One thing we do with our kids is gifts from each other when we bring a new baby home. So the big kids got Huxley a stuffed animal which is present in most pictures and Huxley got each of the kids a small gift. The kids knew this before we lost Huxley so we didn’t forgo the exchange we gave them their gifts and said that it’s what Huxley had “picked” for them and he would be happy for them to still have the gifts even though he doesn’t get to be with us. After opening their gifts, Samuel immediately got up and started drawing a picture and when he was done he gave it to me and Billy and said “this is a picture of this very moment but with Huxley alive!!” He said it with so much joy and then said “because then it would be perfect” he was right. It would have been a perfect moment. The picture is Billy holding Huxley, Huxley holding two presents and me, Molly and Samuel sitting on the floor waiting to open them. It’s a picture we will frame because how I wish it were a true full and perfect moment.
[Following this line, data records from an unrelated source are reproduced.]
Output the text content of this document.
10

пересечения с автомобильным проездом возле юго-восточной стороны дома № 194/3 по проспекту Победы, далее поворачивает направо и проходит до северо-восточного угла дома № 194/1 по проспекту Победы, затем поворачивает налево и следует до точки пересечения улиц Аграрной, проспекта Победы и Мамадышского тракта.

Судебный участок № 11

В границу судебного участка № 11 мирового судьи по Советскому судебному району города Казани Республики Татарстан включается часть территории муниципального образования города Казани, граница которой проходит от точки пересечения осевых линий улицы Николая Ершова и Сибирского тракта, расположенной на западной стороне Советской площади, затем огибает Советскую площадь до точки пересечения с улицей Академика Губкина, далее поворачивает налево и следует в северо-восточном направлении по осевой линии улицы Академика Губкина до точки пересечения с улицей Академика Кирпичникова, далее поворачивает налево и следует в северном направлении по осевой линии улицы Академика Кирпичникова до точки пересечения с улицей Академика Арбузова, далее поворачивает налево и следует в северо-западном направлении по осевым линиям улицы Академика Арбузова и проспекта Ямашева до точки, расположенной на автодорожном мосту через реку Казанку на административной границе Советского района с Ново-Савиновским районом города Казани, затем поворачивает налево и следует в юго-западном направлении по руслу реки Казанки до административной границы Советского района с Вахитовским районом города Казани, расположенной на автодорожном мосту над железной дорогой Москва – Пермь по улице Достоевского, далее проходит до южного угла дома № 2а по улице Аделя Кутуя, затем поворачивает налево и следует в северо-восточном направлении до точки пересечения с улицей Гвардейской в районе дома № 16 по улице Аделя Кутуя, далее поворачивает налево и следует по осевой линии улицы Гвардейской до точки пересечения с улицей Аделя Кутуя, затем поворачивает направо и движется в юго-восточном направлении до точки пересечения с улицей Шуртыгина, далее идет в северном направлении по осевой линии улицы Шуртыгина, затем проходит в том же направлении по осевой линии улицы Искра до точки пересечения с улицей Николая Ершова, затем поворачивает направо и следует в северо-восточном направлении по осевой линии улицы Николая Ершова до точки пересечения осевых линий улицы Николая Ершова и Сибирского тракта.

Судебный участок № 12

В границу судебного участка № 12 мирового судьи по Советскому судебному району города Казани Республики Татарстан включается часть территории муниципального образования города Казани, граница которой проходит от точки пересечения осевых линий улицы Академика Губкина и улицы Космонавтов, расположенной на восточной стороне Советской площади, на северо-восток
The memory of what could have been seen by the eyes of a 5 year old and drawn onto paper is what we will hold onto until that moment happens in heaven.
A few times Samuel has said that he’s sad about Huxley not being here. Sad that they were suppose to all dress up as 3 superheroes but now it’s not possible, or that they were going to share a room and have the best bunk beds when he was bigger, and how they were supposed to be best friends because that’s what brothers do. So many times those things just sting and melt my heart all at once. Samuel loved Huxley so fiercely. He even sort of named him! Every day I would drop him off at jiu jitsu he would kiss my belly and say I love you Huxley. And every night before bed he would kiss my belly and baby talk to him telling him how cute he was going to be and how much fun they’d have. A lot of dreams were crushed for Samuel the day we lost Huxley and it breaks my heart in a whole different way to see it. The kids move fast through their emotions though. They’re sad and then move on, change the topic, and are happy again. It’s incredible. Samuel has been a rock though. Anytime I’m sad he reminds me where Huxley is, or sometimes he just sits and holds my hand, and when I was barely getting out of bed he’d come lay with me and say he loves me. That kid is something special and we are all so lucky to have him. Molly hasn’t been sad just yet about Huxley but she asks for him often, every day in fact, and she wants to see him and has recently started saying “Huxley home” and I’m not sure if she’s asking when we will bring him home or if she’s stating that he is home (because he is) but I love that she’s thinking of him.
These kids are brave and caring and I have no idea what their little hearts are feeling but I know they’re grieving and processing just as much as we all are.

I don’t have any clue on how to tie this one up nice and neat because this is another one of those hurts that I just have a hard time fathoming and watching but I have to watch and make sure they’re okay. Is what I do know is that we have an amazing community looking out for our kids, watching them, encouraging them, and being there for them just as they are for us. I know that these kids have made joy appear back in our lives faster than I could have ever imagined. It’s okay that the joy is mixed with sorrow, it truly is. They are a part of what is propelling us to our knees at the foot of the cross with humble and thankful hearts and handing over the ashes of our hearts that He’s turning into beauty.